Thursday, June 19, 2003

Collector's items

Baseball, apple pie, heroes

This story is as American as apple pie.

It begins on Ravogli Avenue in Westwood in the 1950s when Tom Finkelmeier pledged allegiance to the hometown team. Even after his family moved to northwestern Ohio, Tom still tuned the radio to Waite Hoyt and made pilgrimages to Crosley Field, sitting in the stands with his dad and brother, Lou, keeping score on the program with a pencil stub.

The boys just flat loved baseball. And the players. "They were our heroes," Tom says. Johnny Temple. Roy McMillan. Ted Kluszewski. Not to mention heroes on other teams - Ted Williams, Mickey Mantle, Hank Aaron, Willie Mays. Tom and his pals would stop at the corner grocery after school with their allowances to buy RC Cola and slabs of bubble gum, which were incidental to the Topps baseball cards inside the wrappers.

Mint Mickey Mantle

After a while, Tom had thousands of cards.
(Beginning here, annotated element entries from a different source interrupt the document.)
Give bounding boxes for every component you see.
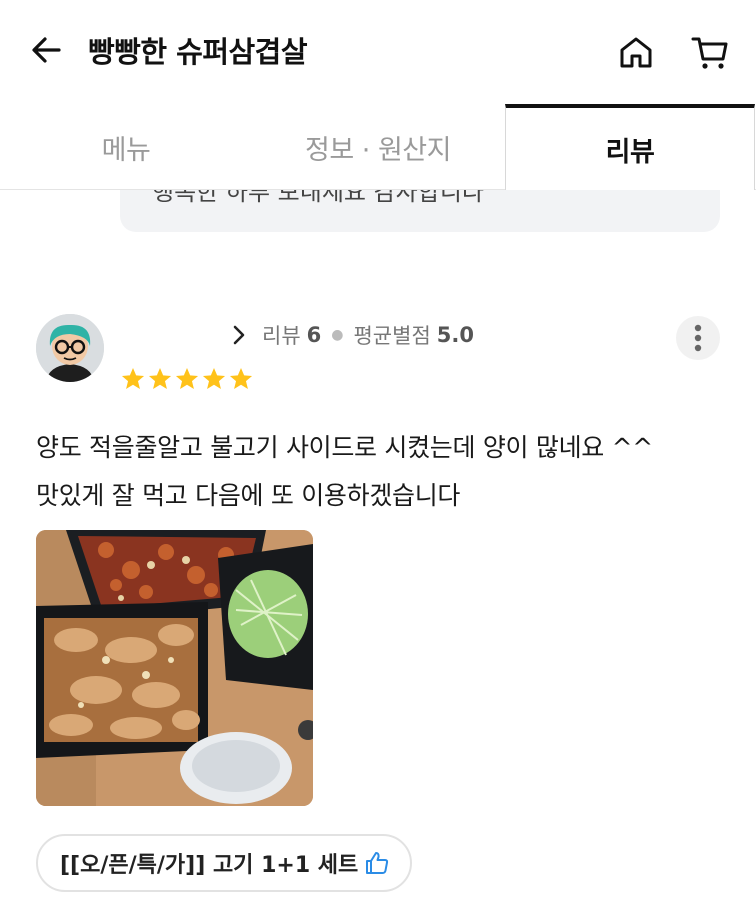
review-text-line-1: 양도 적을줄알고 불고기 사이드로 시켰는데 양이 많네요 ^^ (36, 433, 653, 462)
app-header: 빵빵한 슈퍼삼겹살 (0, 0, 756, 104)
tab-review[interactable]: 리뷰 (505, 104, 755, 190)
chevron-right-icon (228, 324, 250, 346)
back-button[interactable] (26, 30, 66, 70)
more-vertical-icon (694, 324, 702, 352)
reviewer-stats[interactable]: 리뷰 6 ● 평균별점 5.0 (228, 318, 474, 352)
tab-menu[interactable]: 메뉴 (0, 104, 252, 190)
tab-bar: 메뉴 정보 · 원산지 리뷰 (0, 104, 756, 190)
home-button[interactable] (614, 30, 658, 74)
thumbs-up-icon (364, 850, 390, 876)
review-text-line-2: 맛있게 잘 먹고 다음에 또 이용하겠습니다 (36, 481, 461, 510)
star-icon (120, 366, 146, 394)
reviews-label: 리뷰 (262, 324, 301, 348)
cart-icon (691, 37, 728, 69)
star-icon (147, 366, 173, 394)
separator-dot: ● (331, 327, 344, 343)
page-title: 빵빵한 슈퍼삼겹살 (88, 35, 308, 69)
star-rating (120, 366, 254, 398)
reviews-count: 6 (306, 323, 322, 347)
review-body: 양도 적을줄알고 불고기 사이드로 시켰는데 양이 많네요 ^^ 맛있게 잘 먹… (36, 424, 726, 520)
star-icon (201, 366, 227, 394)
arrow-left-icon (32, 37, 61, 63)
avg-rating-value: 5.0 (436, 323, 474, 347)
ordered-menu-tag[interactable]: [[오/픈/특/가]] 고기 1+1 세트 (36, 834, 413, 892)
star-icon (228, 366, 254, 394)
menu-tag-label: [[오/픈/특/가]] 고기 1+1 세트 (60, 853, 359, 878)
avatar[interactable] (36, 314, 104, 382)
home-icon (620, 37, 652, 68)
tab-info-origin[interactable]: 정보 · 원산지 (252, 104, 504, 190)
avg-rating-label: 평균별점 (353, 324, 431, 348)
star-icon (174, 366, 200, 394)
more-options-button[interactable] (676, 316, 720, 360)
food-photo-image (36, 530, 313, 806)
review-photo[interactable] (36, 530, 313, 806)
cart-button[interactable] (688, 30, 732, 74)
avatar-image (36, 314, 104, 382)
Lou carelessly fastened his cards on the spokes of his bicycle to mimic the sounds of a motorcycle, but Tom put Warren Spahn, Frank Robinson and the others, carefully cataloged, in shoeboxes.

Lucky for him.

A 1952 Mickey Mantle rookie card in pristine condition sells today for $50,000. "I took care of my cards because I loved them, and I was lucky Mom didn't throw them away while I was in Vietnam." He still has his best cards and, better than maybe anybody else on earth, he knows what they're worth.
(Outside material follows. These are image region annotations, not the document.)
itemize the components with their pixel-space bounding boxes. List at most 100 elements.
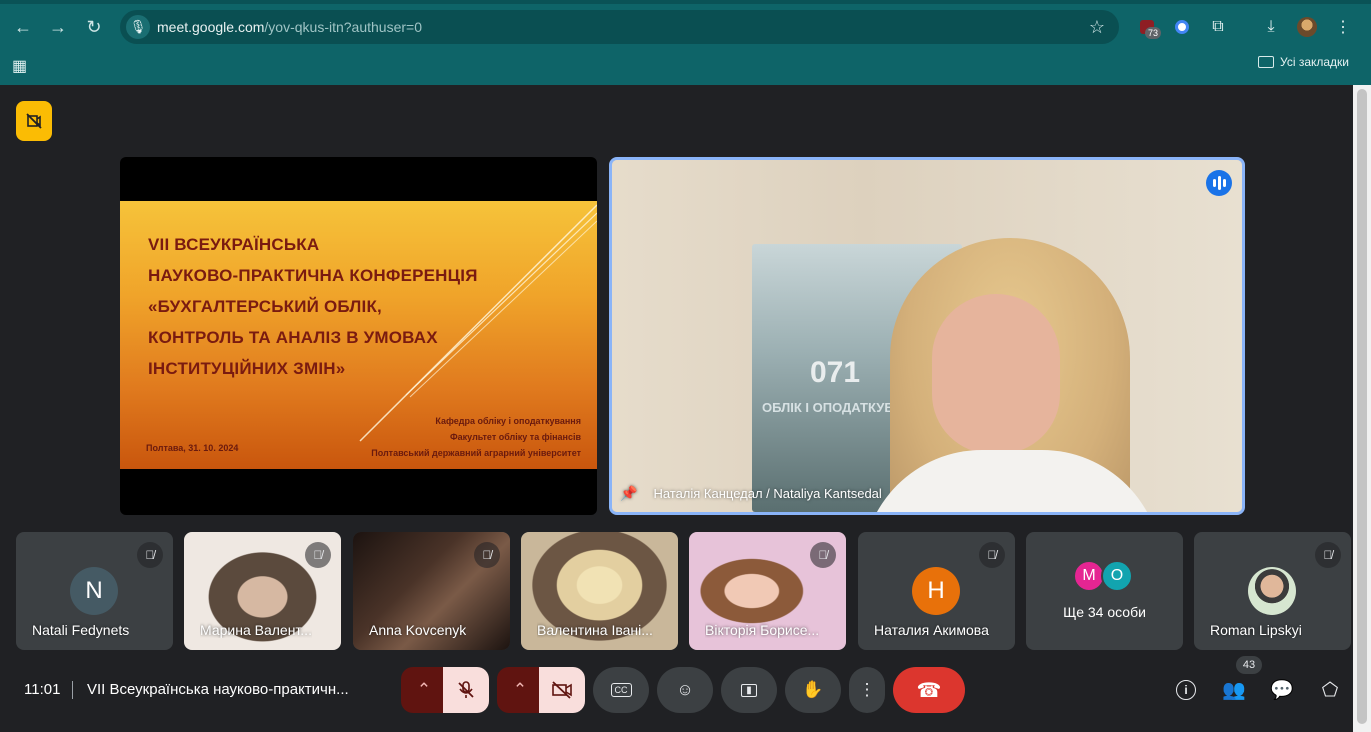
tab-strip: [0, 0, 1371, 4]
speaker-name: Наталія Канцедал / Nataliya Kantsedal: [653, 486, 882, 501]
reload-button[interactable]: ↻: [79, 12, 109, 42]
poster-number: 071: [810, 356, 861, 389]
slide-title-line: «БУХГАЛТЕРСЬКИЙ ОБЛІК,: [148, 297, 382, 316]
people-icon: 👥: [1222, 680, 1246, 701]
participant-tile[interactable]: Валентина Івані...: [521, 532, 678, 650]
pin-icon[interactable]: 📌: [620, 485, 637, 502]
avatar-photo: [1248, 567, 1296, 615]
people-count-badge: 43: [1236, 656, 1262, 674]
slide-title-line: VII ВСЕУКРАЇНСЬКА: [148, 235, 320, 254]
download-icon[interactable]: ⤓: [1258, 14, 1284, 40]
folder-icon: [1258, 56, 1274, 68]
mic-off-icon: 🎙̸: [474, 542, 500, 568]
browser-menu-icon[interactable]: ⋮: [1330, 14, 1356, 40]
active-speaker-tile[interactable]: 071 ОБЛІК І ОПОДАТКУВ 📌 Наталія Канцедал…: [609, 157, 1245, 515]
forward-button[interactable]: →: [43, 12, 73, 42]
url-host: meet.google.com: [157, 19, 265, 35]
arrow-right-icon: →: [49, 16, 67, 37]
hang-up-icon: ☎: [916, 679, 942, 702]
participant-name: Natali Fedynets: [32, 622, 130, 638]
bookmark-star-icon[interactable]: ☆: [1089, 17, 1105, 38]
info-icon: i: [1176, 680, 1196, 700]
address-bar[interactable]: 🎙 meet.google.com/yov-qkus-itn?authuser=…: [120, 10, 1119, 44]
arrow-left-icon: ←: [14, 16, 32, 37]
mic-off-icon: 🎙̸: [810, 542, 836, 568]
participant-tile[interactable]: 🎙̸ N Natali Fedynets: [16, 532, 173, 650]
url-text[interactable]: meet.google.com/yov-qkus-itn?authuser=0: [157, 19, 422, 35]
chevron-up-icon: ⌃: [416, 680, 432, 699]
participant-tile[interactable]: 🎙̸ Вікторія Борисе...: [689, 532, 846, 650]
page-scrollbar[interactable]: [1353, 85, 1371, 732]
more-participants-tile[interactable]: М О Ще 34 особи: [1026, 532, 1183, 650]
control-bar: 11:01 VII Всеукраїнська науково-практичн…: [0, 655, 1353, 732]
divider: [72, 681, 73, 699]
captions-button[interactable]: CC: [593, 667, 649, 713]
people-button[interactable]: 👥: [1221, 677, 1247, 703]
participant-tile[interactable]: 🎙̸ Марина Валент...: [184, 532, 341, 650]
avatar: О: [1101, 560, 1133, 592]
scrollbar-thumb[interactable]: [1357, 89, 1367, 724]
audio-options-button[interactable]: ⌃: [401, 667, 447, 713]
present-button[interactable]: ▮: [721, 667, 777, 713]
meeting-clock: 11:01: [24, 681, 61, 698]
more-participants-label: Ще 34 особи: [1063, 604, 1146, 620]
apps-grid-icon[interactable]: ▦: [12, 56, 27, 76]
camera-off-icon: [26, 113, 42, 129]
presentation-slide: VII ВСЕУКРАЇНСЬКА НАУКОВО-ПРАКТИЧНА КОНФ…: [120, 201, 597, 469]
more-options-button[interactable]: ⋮: [849, 667, 885, 713]
meeting-details-button[interactable]: i: [1173, 677, 1199, 703]
camera-off-indicator[interactable]: [16, 101, 52, 141]
poster-caption: ОБЛІК І ОПОДАТКУВ: [762, 400, 894, 415]
speaker-face: [932, 294, 1060, 454]
mic-off-icon: [458, 681, 474, 698]
speaking-indicator-icon: [1206, 170, 1232, 196]
mic-off-icon: 🎙̸: [1315, 542, 1341, 568]
chat-button[interactable]: 💬: [1269, 677, 1295, 703]
reactions-button[interactable]: ☺: [657, 667, 713, 713]
all-bookmarks-folder[interactable]: Усі закладки: [1258, 55, 1349, 69]
participant-name: Наталия Акимова: [874, 622, 989, 638]
shared-presentation[interactable]: VII ВСЕУКРАЇНСЬКА НАУКОВО-ПРАКТИЧНА КОНФ…: [120, 157, 597, 515]
browser-toolbar: ← → ↻ 🎙 meet.google.com/yov-qkus-itn?aut…: [0, 0, 1371, 85]
meet-stage: VII ВСЕУКРАЇНСЬКА НАУКОВО-ПРАКТИЧНА КОНФ…: [0, 85, 1353, 732]
slide-org-line: Полтавський державний аграрний університ…: [371, 448, 581, 458]
slide-organizers: Кафедра обліку і оподаткування Факультет…: [371, 413, 581, 461]
profile-avatar[interactable]: [1297, 17, 1317, 37]
url-path: /yov-qkus-itn?authuser=0: [264, 19, 422, 35]
microphone-permission-icon[interactable]: 🎙: [126, 15, 150, 39]
slide-date: Полтава, 31. 10. 2024: [146, 443, 239, 453]
slide-title-line: НАУКОВО-ПРАКТИЧНА КОНФЕРЕНЦІЯ: [148, 266, 478, 285]
chevron-up-icon: ⌃: [512, 680, 528, 699]
activities-button[interactable]: ⬠: [1317, 677, 1343, 703]
participant-tile[interactable]: 🎙̸ Н Наталия Акимова: [858, 532, 1015, 650]
closed-captions-icon: CC: [610, 683, 632, 697]
reload-icon: ↻: [86, 16, 102, 37]
extension-circle-icon[interactable]: [1169, 14, 1195, 40]
meeting-title: VII Всеукраїнська науково-практичн...: [87, 681, 349, 698]
slide-title-line: ІНСТИТУЦІЙНИХ ЗМІН»: [148, 359, 346, 378]
slide-title-line: КОНТРОЛЬ ТА АНАЛІЗ В УМОВАХ: [148, 328, 438, 347]
slide-org-line: Факультет обліку та фінансів: [449, 432, 581, 442]
participant-tile[interactable]: 🎙̸ Anna Kovcenyk: [353, 532, 510, 650]
leave-call-button[interactable]: ☎: [893, 667, 965, 713]
present-screen-icon: ▮: [741, 683, 757, 697]
participant-tile[interactable]: 🎙̸ Roman Lipskyi: [1194, 532, 1351, 650]
speaker-name-row: 📌 Наталія Канцедал / Nataliya Kantsedal: [620, 485, 882, 502]
participant-name: Anna Kovcenyk: [369, 622, 467, 638]
avatar: Н: [912, 567, 960, 615]
camera-off-icon: [552, 681, 572, 699]
video-options-button[interactable]: ⌃: [497, 667, 543, 713]
mic-off-icon: 🎙̸: [979, 542, 1005, 568]
mic-off-icon: 🎙̸: [137, 542, 163, 568]
back-button[interactable]: ←: [8, 12, 38, 42]
raise-hand-button[interactable]: ✋: [785, 667, 841, 713]
avatar: N: [70, 567, 118, 615]
hand-icon: ✋: [802, 680, 824, 699]
participant-name: Валентина Івані...: [537, 622, 653, 638]
chat-icon: 💬: [1270, 680, 1294, 701]
microphone-toggle-button[interactable]: [443, 667, 489, 713]
activities-shapes-icon: ⬠: [1321, 679, 1339, 701]
extensions-puzzle-icon[interactable]: ⧉: [1205, 14, 1231, 40]
emoji-icon: ☺: [676, 680, 694, 699]
camera-toggle-button[interactable]: [539, 667, 585, 713]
Not the sentimental value, which is considerable, but what they'd bring on the market. His company, Cornell & Finkelmeier, insures more than $100 million worth of sports memorabilia. In 1981, he wrote the first policy in the industry, and in 1987, he linked up with Travelers Insurance. "You need a giant underwriter, one that's licensed in every state," Tom says.

Ty Cobb's teeth

Boys today may not love baseball the way Tom and Lou did, but big boys surely do love a good investment. And some have made a killing in the sports memorabilia market. Dot-com bite you? You could have bought Ty Cobb's teeth for $5,000 instead and maybe doubled your money. Some of Tom's policyholders have names as famous as the those on the cards. Entertainers. Newsmakers. "People who normally wouldn't give you 30 seconds will call you and talk forever about their collections," Tom says.

I've sworn not to mention their names, which if you went to the little town of Wapakoneta you could see on autographed pictures in his office. I am allowed to notice one inscribed "Thanks for insuring my sports collectibles. Theodore Samuel Williams."

A Ted Williams 1954 card just sold for $95,338. So what's the autographed photo worth? "Priceless, of course," Tom says. "At least to me."

The rest of it is just business. "These days no kid could afford to be a real collector," Tom says. "Even if they wanted to, which they probably don't."

The players sell their autographs and charge big money to hit the ball. If the money is not big enough, they will refuse to play in the palaces financed by an increasingly disillusioned public. Tom says greed ruined a great American tradition.

And America's most famous apple pie baker is Martha Stewart.